Corona: diese Zahlen zählen wirklich
Mitten in der Pandemie befinden wir uns in einem makaberen “Horse Race Journalism”: Alle starren gebannt auf die Zahlen der Infizierten und Toten, Maßnahmen von enormer Tragweite für Wirtschaft und Gesundheit werden z.B. von der Dauer abhängig gemacht, über die sich die Infektionen verdoppeln. Dabei steht ein Elefant im Raum, über den viele sprechen, den aber kaum jemand einbezieht: die Zahl der Tests. Ohne diese entscheidende Größe sind die Zahlen zu Infizierten und Verstorbenen weder vergleichbar noch aussagekräftig.
Wir haben die offiziellen Angaben zu den Zahlen der durchgeführten Tests (Stand: 6. April) in die Berechnung einbezogen – und damit wichtige Erkenntnisse gewonnen:
72,8 Prozent der Sterberate lassen sich allein aus der Zahl der Tests erklären!
Obwohl offenkundig Tests für sich keine Menschenleben retten, ist alleine die Zahl der durchgeführten Tests – ohne jede Berücksichtigung von Altersstruktur, Gesundheitssystem etc. – in der Lage, für sich schon die Unterschiede der Sterberaten zwischen den Ländern zu erklären (4,7% Fehlerwahrscheinlichkeit – ein nach wissenschaftlichen Kriterien signifikanter Zusammenhang).

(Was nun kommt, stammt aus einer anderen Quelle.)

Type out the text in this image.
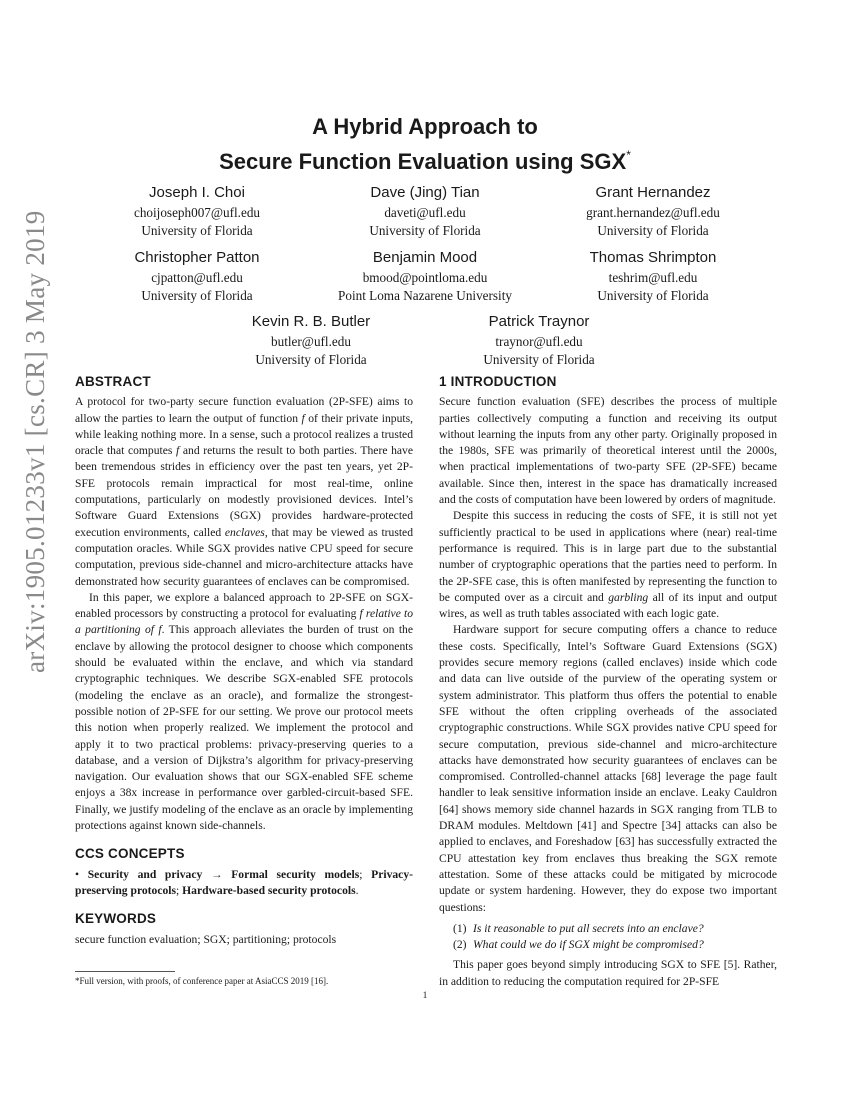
arXiv:1905.01233v1 [cs.CR] 3 May 2019
A Hybrid Approach to
Secure Function Evaluation using SGX*
Joseph I. Choi
choijoseph007@ufl.edu
University of Florida
Dave (Jing) Tian
daveti@ufl.edu
University of Florida
Grant Hernandez
grant.hernandez@ufl.edu
University of Florida
Christopher Patton
cjpatton@ufl.edu
University of Florida
Benjamin Mood
bmood@pointloma.edu
Point Loma Nazarene University
Thomas Shrimpton
teshrim@ufl.edu
University of Florida
Kevin R. B. Butler
butler@ufl.edu
University of Florida
Patrick Traynor
traynor@ufl.edu
University of Florida
ABSTRACT

A protocol for two-party secure function evaluation (2P-SFE) aims to allow the parties to learn the output of function f of their private inputs, while leaking nothing more. In a sense, such a protocol realizes a trusted oracle that computes f and returns the result to both parties. There have been tremendous strides in efficiency over the past ten years, yet 2P-SFE protocols remain impractical for most real-time, online computations, particularly on modestly provisioned devices. Intel’s Software Guard Extensions (SGX) provides hardware-protected execution environments, called enclaves, that may be viewed as trusted computation oracles. While SGX provides native CPU speed for secure computation, previous side-channel and micro-architecture attacks have demonstrated how security guarantees of enclaves can be compromised.

In this paper, we explore a balanced approach to 2P-SFE on SGX-enabled processors by constructing a protocol for evaluating f relative to a partitioning of f. This approach alleviates the burden of trust on the enclave by allowing the protocol designer to choose which components should be evaluated within the enclave, and which via standard cryptographic techniques. We describe SGX-enabled SFE protocols (modeling the enclave as an oracle), and formalize the strongest-possible notion of 2P-SFE for our setting. We prove our protocol meets this notion when properly realized. We implement the protocol and apply it to two practical problems: privacy-preserving queries to a database, and a version of Dijkstra’s algorithm for privacy-preserving navigation. Our evaluation shows that our SGX-enabled SFE scheme enjoys a 38x increase in performance over garbled-circuit-based SFE. Finally, we justify modeling of the enclave as an oracle by implementing protections against known side-channels.

CCS CONCEPTS

• Security and privacy → Formal security models; Privacy-preserving protocols; Hardware-based security protocols.

KEYWORDS

secure function evaluation; SGX; partitioning; protocols

*Full version, with proofs, of conference paper at AsiaCCS 2019 [16].
1
1 INTRODUCTION

Secure function evaluation (SFE) describes the process of multiple parties collectively computing a function and receiving its output without learning the inputs from any other party. Originally proposed in the 1980s, SFE was primarily of theoretical interest until the 2000s, when practical implementations of two-party SFE (2P-SFE) became available. Since then, interest in the space has dramatically increased and the costs of computation have been lowered by orders of magnitude.

Despite this success in reducing the costs of SFE, it is still not yet sufficiently practical to be used in applications where (near) real-time performance is required. This is in large part due to the substantial number of cryptographic operations that the parties need to perform. In the 2P-SFE case, this is often manifested by representing the function to be computed over as a circuit and garbling all of its input and output wires, as well as truth tables associated with each logic gate.

Hardware support for secure computing offers a chance to reduce these costs. Specifically, Intel’s Software Guard Extensions (SGX) provides secure memory regions (called enclaves) inside which code and data can live outside of the purview of the operating system or system administrator. This platform thus offers the potential to enable SFE without the often crippling overheads of the associated cryptographic constructions. While SGX provides native CPU speed for secure computation, previous side-channel and micro-architecture attacks have demonstrated how security guarantees of enclaves can be compromised. Controlled-channel attacks [68] leverage the page fault handler to leak sensitive information inside an enclave. Leaky Cauldron [64] shows memory side channel hazards in SGX ranging from TLB to DRAM modules. Meltdown [41] and Spectre [34] attacks can also be applied to enclaves, and Foreshadow [63] has successfully extracted the CPU attestation key from enclaves thus breaking the SGX remote attestation. Some of these attacks could be mitigated by microcode update or system hardening. However, they do expose two important questions:

(1) Is it reasonable to put all secrets into an enclave?
(2) What could we do if SGX might be compromised?

This paper goes beyond simply introducing SGX to SFE [5]. Rather, in addition to reducing the computation required for 2P-SFE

Wenn die Zahl der Tests so viel von der Sterblichkeit erklärt, bedeutet das, dass die Dunkelziffer sehr hoch liegt und die tatsächliche Sterberate viel niedriger. Wie niedrig? Wagen wir eine Prognose!
Hierfür haben wir aus den bisherigen Daten ein Modell erstellt und die bestätigten Zusammenhänge fortgeschrieben. Natürlich vergleicht man damit ein Stück weit Äpfel mit Birnen, weil man unterstellt, dass Bevölkerungsstruktur und Gesundheitssysteme in Großbritannien, Frankreich, Italien, Deutschland, Österreich und den USA ungefähr gleich sind. Das ist nicht der Fall – daher ist dieses Modell nicht mehr als ein erster “Schnellschuss”, der um viele solcher Faktoren noch verfeinert gehört. Dennoch lässt sich – nur ausgehend von der Zahl der Tests! – eine Funktion erstellen, die die bisherigen Daten mit hoher Güte wiedergibt.
Unser ad-hoc Modell weist darauf hin, dass die tatsächliche Sterberate von Corona in der westlichen Welt zwischen 0,3 und 0,4 Prozent liegt.
Um sie genau zu ermitteln, müsste man nach unseren Modellen knapp 13 Prozent der Bevölkerung testen – doch bereits ab 1,6 Prozent beginnt die Datenqualität solider zu werden, bei knapp 5 Prozent läge wohl ein optimales Gleichgewicht zwischen Prognosequalität und Aufwand.
Überdies lässt der Anteil der positiven Tests an allen durchgeführten Tests eine Einschätzung der Dunkelziffer zu.
So lässt sich der Anteil positiver Tests zu 94 Prozent dadurch erklären, wie viel Prozent der Bevölkerung insgesamt getestet wurden: Je mehr Tests, desto weniger positive Tests.
Die extremen Positivraten von 32 bis 50 Prozent, die
die USA, Großbritannien, und Frankreich aufweisen, weisen damit auf viel zu geringe Testzahlen und eine enorme Dunkelziffer in diesen Ländern hin.
Das relativiert die sehr hohen gemeldeten Sterberaten in Frankreich und Großbritannien – während es Fragen an der Belastbarkeit der US-Zahlen aufwirft: es steht zu vermuten, dass viele Todesfälle im Zusammenhang mit Corona dort derzeit noch nicht erfasst werden. Und zwar nicht, weil das Virus in den USA tödlicher wäre als anderswo – sondern weil es sich dort mit Sicherheit längst viel weiter verbreitet hat, als die gemeldeten Fälle es verraten.